GSoC 17: Book Reviews


#1

Name: Akash Nagaraj
Nickname: grassknoted
IRC nick: akashn97
Email: grassknotedl@gmail.com
GitHub: grassknoted
LinkedIn: Akash Nagaraj
#Proposal

##Overview
CritiqueBrainz has a great, growing community of passionate music lovers, many of whom are also passionate readers. To get feedback on books and from the community and make it available to others, just like we currently do for release groups, events and places would be a great addition to CritiqueBrainz, keeping in mind possible future support and extensions (such as a recommendation system).
Since we have already have the necessary metadata from BookBrainz by accessing its database directly, it reduces the need for an entirely new book database, and the book reviews could be appended to the existing Review database.
This GSoC proposal aims to extend the existing review system to a Book Review System.
The current CritiqueBrainz project structure is separated into 3 main packages: Data, Frontend and Web Services

I would propose the structure, where an additional database - the BookBrainz database would be connected to the data package, to get necessary metadata from the BookBrainz database, and save reviews in the existing review database.
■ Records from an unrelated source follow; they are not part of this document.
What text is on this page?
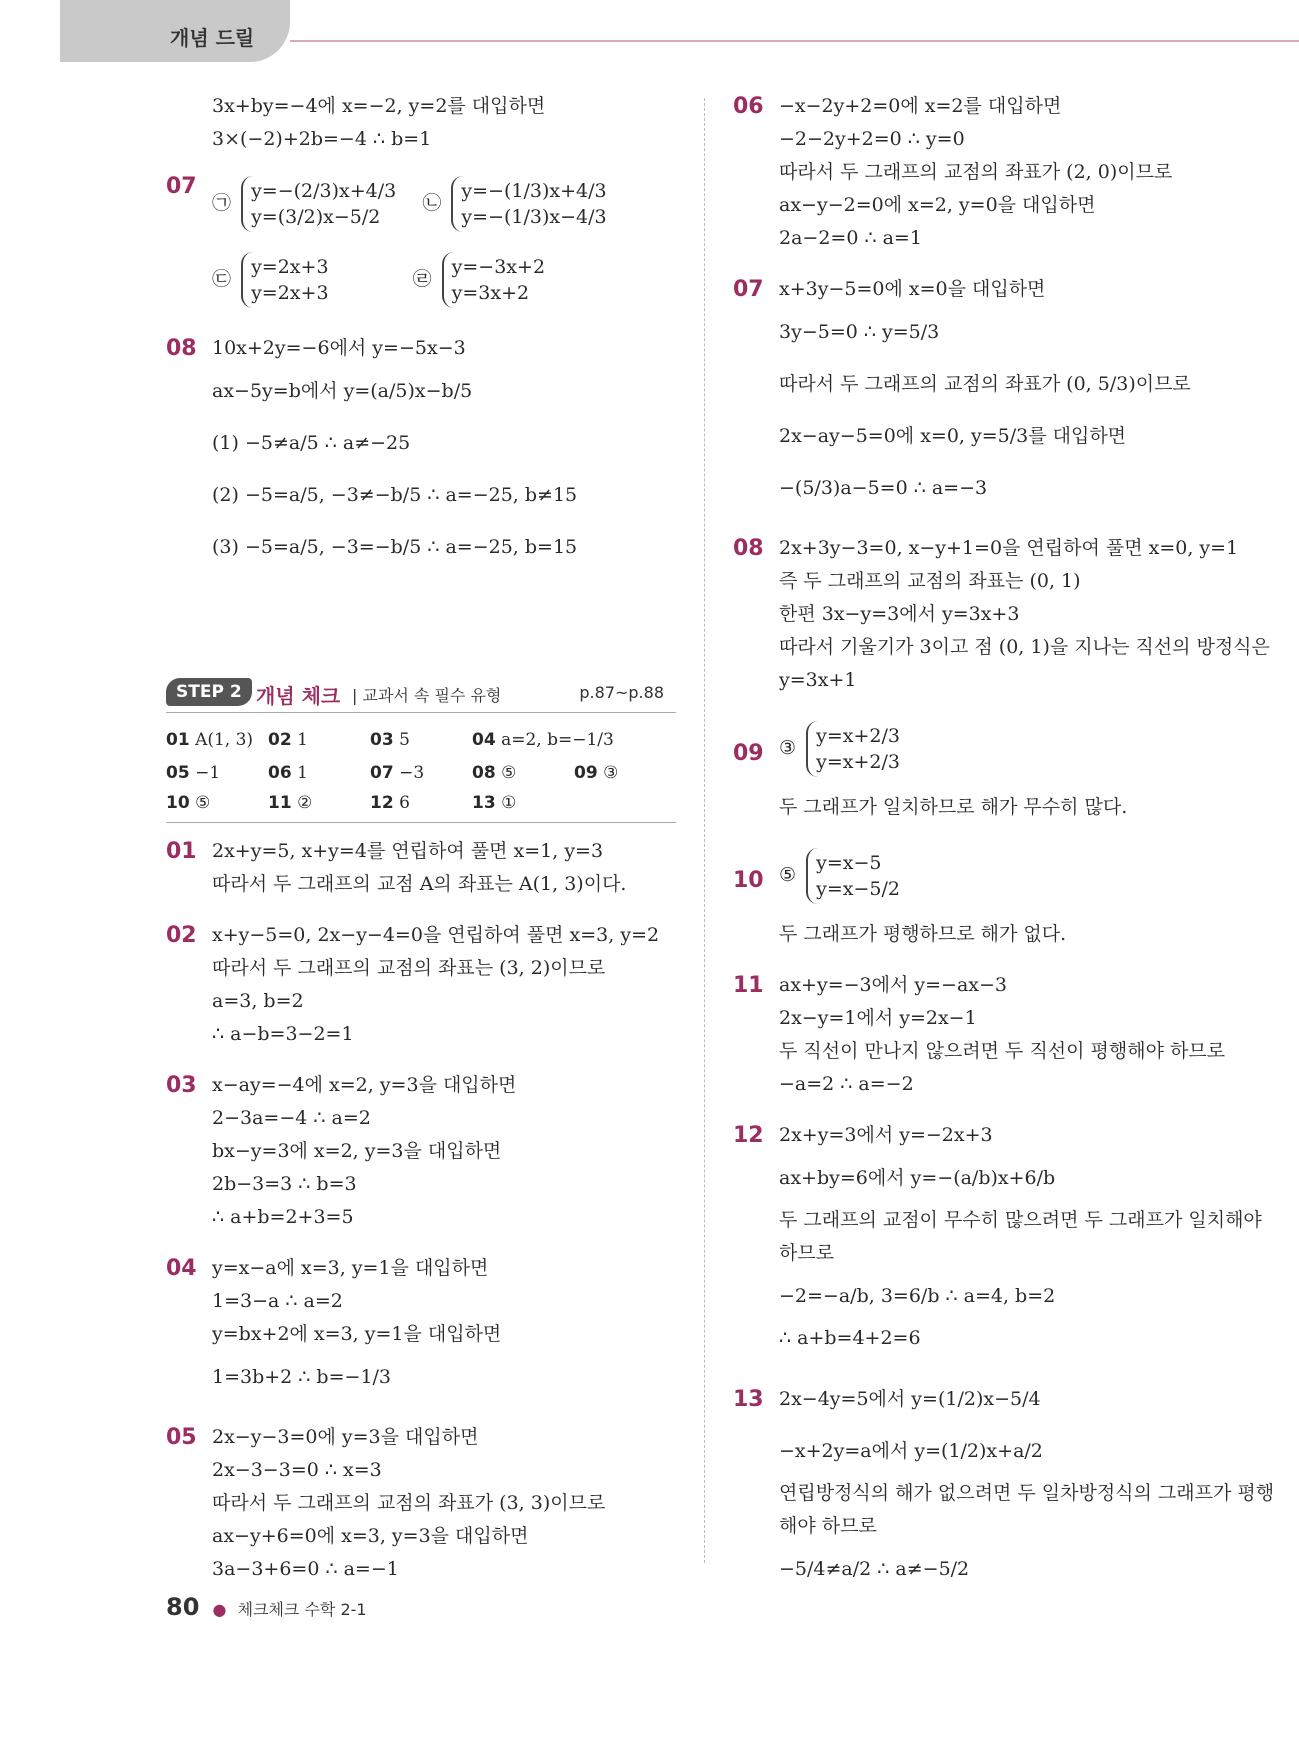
개념 드릴
3x+by=−4에 x=−2, y=2를 대입하면
3×(−2)+2b=−4 ∴ b=1
07
㉠
y=−(2/3)x+4/3
y=(3/2)x−5/2
㉡
y=−(1/3)x+4/3
y=−(1/3)x−4/3
㉢
y=2x+3
y=2x+3
㉣
y=−3x+2
y=3x+2
08 10x+2y=−6에서 y=−5x−3
ax−5y=b에서 y=(a/5)x−b/5
(1) −5≠a/5 ∴ a≠−25
(2) −5=a/5, −3≠−b/5 ∴ a=−25, b≠15
(3) −5=a/5, −3=−b/5 ∴ a=−25, b=15
STEP 2 개념 체크 | 교과서 속 필수 유형	p.87~p.88
01 A(1, 3) 02 1	03 5	04 a=2, b=−1/3
05 −1	06 1	07 −3	08 ⑤	09 ③
10 ⑤	11 ②	12 6	13 ①
01 2x+y=5, x+y=4를 연립하여 풀면 x=1, y=3
따라서 두 그래프의 교점 A의 좌표는 A(1, 3)이다.
02 x+y−5=0, 2x−y−4=0을 연립하여 풀면 x=3, y=2
따라서 두 그래프의 교점의 좌표는 (3, 2)이므로
a=3, b=2
∴ a−b=3−2=1
03 x−ay=−4에 x=2, y=3을 대입하면
2−3a=−4 ∴ a=2
bx−y=3에 x=2, y=3을 대입하면
2b−3=3 ∴ b=3
∴ a+b=2+3=5
04 y=x−a에 x=3, y=1을 대입하면
1=3−a ∴ a=2
y=bx+2에 x=3, y=1을 대입하면
1=3b+2 ∴ b=−1/3
05 2x−y−3=0에 y=3을 대입하면
2x−3−3=0 ∴ x=3
따라서 두 그래프의 교점의 좌표가 (3, 3)이므로
ax−y+6=0에 x=3, y=3을 대입하면
3a−3+6=0 ∴ a=−1
06 −x−2y+2=0에 x=2를 대입하면
−2−2y+2=0 ∴ y=0
따라서 두 그래프의 교점의 좌표가 (2, 0)이므로
ax−y−2=0에 x=2, y=0을 대입하면
2a−2=0 ∴ a=1
07 x+3y−5=0에 x=0을 대입하면
3y−5=0 ∴ y=5/3
따라서 두 그래프의 교점의 좌표가 (0, 5/3)이므로
2x−ay−5=0에 x=0, y=5/3를 대입하면
−(5/3)a−5=0 ∴ a=−3
08 2x+3y−3=0, x−y+1=0을 연립하여 풀면 x=0, y=1
즉 두 그래프의 교점의 좌표는 (0, 1)
한편 3x−y=3에서 y=3x+3
따라서 기울기가 3이고 점 (0, 1)을 지나는 직선의 방정식은
y=3x+1
09 ③
y=x+2/3
y=x+2/3
두 그래프가 일치하므로 해가 무수히 많다.
10 ⑤
y=x−5
y=x−5/2
두 그래프가 평행하므로 해가 없다.
11 ax+y=−3에서 y=−ax−3
2x−y=1에서 y=2x−1
두 직선이 만나지 않으려면 두 직선이 평행해야 하므로
−a=2 ∴ a=−2
12 2x+y=3에서 y=−2x+3
ax+by=6에서 y=−(a/b)x+6/b
두 그래프의 교점이 무수히 많으려면 두 그래프가 일치해야
하므로
−2=−a/b, 3=6/b ∴ a=4, b=2
∴ a+b=4+2=6
13 2x−4y=5에서 y=(1/2)x−5/4
−x+2y=a에서 y=(1/2)x+a/2
연립방정식의 해가 없으려면 두 일차방정식의 그래프가 평행
해야 하므로
−5/4≠a/2 ∴ a≠−5/2
80 ● 체크체크 수학 2-1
There is thorough explanation of this. This would further lead to the need for extension of the CritiqueBrainz backend to support Book Reviews, as show above.

##Deliverables
The following are the deliverables, on which the project could be marked as successfully completed:

  1. Extension of the current Review Database to support the additional load of the Book Reviews.
  2. Changes to the web interface to incorporate the Book Review System with a search based on:
    ○ Book Name
    ○ Author Name ( a list of books by the author is returned)
    ○ ISBN
    ○ ISBN-13
    ○ Amazon Standard Identification Number
    There are the search parameters that are included initially, more will be added.
  3. Module to access the BookBrainz Database directly and get metadata required for search and reviews, etc.
  4. A WYSIWYG Markdown editor, SimpleMDE extension for the review text editor, which will be stored with the markdown syntax.
  5. Connect every book review to the Review Database.
    #Project plan and Implementation Details

The project consists the following main parts:

  1. Extension of the current Review Database [CB-240]
  2. Search System
  3. Changes to the backend to support the Book Review System
  4. Changes to the Front End Web Interface
  5. Augmenting reviews to Review Database
    The above are in chronological order of planned execution.
    ##Phase 1 (May 30 - June 30)

###Extension of the Current Review Database
CritiqueBrainz uses PostgresSQL DBMS to save all the reviews and user data, with the following schema:

Since, the same database is used to review release groups, events and places, I believe we could continue using the same database for book reviews as well, without the need for an additional database.

Connecting to the BookBrainz Database:

   with open(sql_file_path) as sql:
       connection = engine.connect()
   connection.execute(sql.read())
       connection.close()

###Search System
Implement a Search system to find a specific book to review. The following search parameters will be used:

  • Book Name will query the BookBrainz Metadata for all books names with the same name as the entered query text, or book names that are a superstring of the entered query text.

  • Author Name will query the BookBrainz Metadata for all the Authors whose names are superstrings of the entered query text.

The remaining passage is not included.